Performance Parameter Estimation of Hybrid Rocket with Varying Concentration of Hydrogen Peroxide

Abstract

Hydrogen peroxide (H2O2) is gaining interest as a green oxidizer for rocketry applications due to its non-toxic characteristics and easy availability at a lower cost. This study investigates the combustion efficiency and regression rate of paraffin wax fuel with H2O2 as an oxidizer at three concentrations: 50 %, 70 %, and 90 %. Since it also aims to avoid using any catalyst for H2O2 decomposition, gaseous oxygen was used to initiate and sustain combustion. Experiments were conducted using a lab-scale hybrid rocket motor to evaluate performance parameters. Results show that ignitability and combustion stability improved with increasing H₂O₂ concentration. The regression rate at 90 % H₂O₂ is 1.93 mm/s higher than at lower concentrations, and the average combustion efficiency improved to 60.2 %, indicating significant enhancement compared to lower concentrations.
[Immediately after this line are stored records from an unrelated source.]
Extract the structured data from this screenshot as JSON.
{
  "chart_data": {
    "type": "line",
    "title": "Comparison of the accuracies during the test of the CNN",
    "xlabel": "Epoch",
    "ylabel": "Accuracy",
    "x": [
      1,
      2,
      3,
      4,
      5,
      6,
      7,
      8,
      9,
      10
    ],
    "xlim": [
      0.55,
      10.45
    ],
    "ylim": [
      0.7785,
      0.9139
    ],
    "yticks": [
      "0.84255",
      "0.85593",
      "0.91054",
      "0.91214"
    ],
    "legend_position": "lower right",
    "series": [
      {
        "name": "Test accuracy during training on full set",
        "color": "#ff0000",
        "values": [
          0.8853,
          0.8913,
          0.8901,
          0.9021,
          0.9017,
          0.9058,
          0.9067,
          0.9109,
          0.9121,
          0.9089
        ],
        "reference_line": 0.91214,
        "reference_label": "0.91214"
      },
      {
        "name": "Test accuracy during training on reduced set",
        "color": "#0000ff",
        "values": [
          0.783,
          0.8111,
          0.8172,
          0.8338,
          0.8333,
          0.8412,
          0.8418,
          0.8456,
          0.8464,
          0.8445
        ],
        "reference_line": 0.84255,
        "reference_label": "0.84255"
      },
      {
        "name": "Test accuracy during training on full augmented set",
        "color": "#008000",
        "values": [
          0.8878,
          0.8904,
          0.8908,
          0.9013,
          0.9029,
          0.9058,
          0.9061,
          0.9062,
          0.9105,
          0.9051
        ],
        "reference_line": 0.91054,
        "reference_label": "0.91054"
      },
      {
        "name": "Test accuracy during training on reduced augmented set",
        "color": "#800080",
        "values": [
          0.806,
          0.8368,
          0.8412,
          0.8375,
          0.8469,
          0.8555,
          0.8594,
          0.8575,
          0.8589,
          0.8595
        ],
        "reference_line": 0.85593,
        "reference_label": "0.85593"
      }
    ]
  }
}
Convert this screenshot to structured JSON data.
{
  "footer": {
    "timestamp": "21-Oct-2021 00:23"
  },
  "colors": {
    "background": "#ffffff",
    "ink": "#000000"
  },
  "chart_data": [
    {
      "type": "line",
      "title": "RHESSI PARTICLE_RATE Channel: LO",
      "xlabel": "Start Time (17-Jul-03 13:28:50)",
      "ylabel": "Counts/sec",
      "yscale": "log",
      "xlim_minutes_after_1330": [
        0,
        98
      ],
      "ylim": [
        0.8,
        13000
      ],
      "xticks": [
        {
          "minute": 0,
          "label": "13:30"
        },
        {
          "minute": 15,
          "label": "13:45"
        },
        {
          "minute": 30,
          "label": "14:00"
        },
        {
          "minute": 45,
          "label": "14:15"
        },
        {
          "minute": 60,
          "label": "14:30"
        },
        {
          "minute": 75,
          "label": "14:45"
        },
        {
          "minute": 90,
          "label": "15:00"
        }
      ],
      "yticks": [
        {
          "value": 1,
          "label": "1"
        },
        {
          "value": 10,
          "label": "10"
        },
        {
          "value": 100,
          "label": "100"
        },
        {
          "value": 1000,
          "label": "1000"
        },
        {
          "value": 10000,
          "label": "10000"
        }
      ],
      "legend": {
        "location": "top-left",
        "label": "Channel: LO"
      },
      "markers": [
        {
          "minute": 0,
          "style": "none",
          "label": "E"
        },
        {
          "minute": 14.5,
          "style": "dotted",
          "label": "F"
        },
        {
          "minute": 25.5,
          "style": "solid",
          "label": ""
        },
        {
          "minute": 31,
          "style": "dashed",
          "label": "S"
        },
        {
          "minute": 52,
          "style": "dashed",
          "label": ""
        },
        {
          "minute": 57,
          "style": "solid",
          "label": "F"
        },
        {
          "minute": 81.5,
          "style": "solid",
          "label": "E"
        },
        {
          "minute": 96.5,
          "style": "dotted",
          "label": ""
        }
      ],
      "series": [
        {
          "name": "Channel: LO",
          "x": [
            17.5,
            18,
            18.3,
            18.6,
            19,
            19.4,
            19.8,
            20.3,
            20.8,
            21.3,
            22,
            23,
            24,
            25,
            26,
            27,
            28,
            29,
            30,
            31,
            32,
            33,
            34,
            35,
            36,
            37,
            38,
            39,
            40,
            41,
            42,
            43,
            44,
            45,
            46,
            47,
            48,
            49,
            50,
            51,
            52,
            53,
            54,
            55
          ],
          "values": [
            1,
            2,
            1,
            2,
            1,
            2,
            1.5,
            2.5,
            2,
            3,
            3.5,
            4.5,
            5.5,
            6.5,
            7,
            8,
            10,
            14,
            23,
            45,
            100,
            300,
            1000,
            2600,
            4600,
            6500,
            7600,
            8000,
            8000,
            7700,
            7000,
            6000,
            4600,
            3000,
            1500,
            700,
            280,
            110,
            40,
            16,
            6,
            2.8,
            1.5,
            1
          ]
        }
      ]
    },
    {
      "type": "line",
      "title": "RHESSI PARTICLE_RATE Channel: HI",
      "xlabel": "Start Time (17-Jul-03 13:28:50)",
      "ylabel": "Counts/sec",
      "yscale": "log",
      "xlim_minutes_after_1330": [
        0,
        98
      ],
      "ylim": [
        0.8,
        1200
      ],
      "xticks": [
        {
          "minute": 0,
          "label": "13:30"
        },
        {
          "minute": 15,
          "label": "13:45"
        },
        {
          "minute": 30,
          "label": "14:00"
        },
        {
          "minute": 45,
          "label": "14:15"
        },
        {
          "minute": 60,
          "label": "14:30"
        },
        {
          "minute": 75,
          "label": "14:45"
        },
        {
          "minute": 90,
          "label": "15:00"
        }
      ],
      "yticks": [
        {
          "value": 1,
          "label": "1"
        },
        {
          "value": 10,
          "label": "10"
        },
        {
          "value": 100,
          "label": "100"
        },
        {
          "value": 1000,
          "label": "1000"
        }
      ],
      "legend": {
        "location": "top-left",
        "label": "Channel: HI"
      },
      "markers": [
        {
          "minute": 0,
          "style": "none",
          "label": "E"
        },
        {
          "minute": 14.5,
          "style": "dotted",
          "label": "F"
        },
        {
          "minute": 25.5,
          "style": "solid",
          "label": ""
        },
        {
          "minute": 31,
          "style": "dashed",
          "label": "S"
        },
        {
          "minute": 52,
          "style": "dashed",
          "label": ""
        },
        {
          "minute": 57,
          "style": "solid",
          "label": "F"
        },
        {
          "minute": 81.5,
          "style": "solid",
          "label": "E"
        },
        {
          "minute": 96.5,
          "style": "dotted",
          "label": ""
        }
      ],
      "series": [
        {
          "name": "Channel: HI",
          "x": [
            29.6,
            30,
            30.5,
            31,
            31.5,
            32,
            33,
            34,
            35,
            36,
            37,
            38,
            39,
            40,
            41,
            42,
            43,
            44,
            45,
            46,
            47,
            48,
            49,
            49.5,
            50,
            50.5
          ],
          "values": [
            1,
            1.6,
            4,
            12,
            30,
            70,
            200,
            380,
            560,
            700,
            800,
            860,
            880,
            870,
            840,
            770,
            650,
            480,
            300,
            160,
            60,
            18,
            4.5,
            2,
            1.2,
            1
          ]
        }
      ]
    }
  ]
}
In contrast, the 50 % H₂O₂ exhibited poor ignition and negligible combustion efficiency due to high water content acting as a flame quencher. Also, the influence of residual oxidizer from prior firings was observed to improve combustion behavior in subsequent tests. The findings confirm that higher H₂O₂ concentrations significantly enhance combustion performance in hybrid systems, providing insights into practical oxidizer selection strategies for green propulsion applications.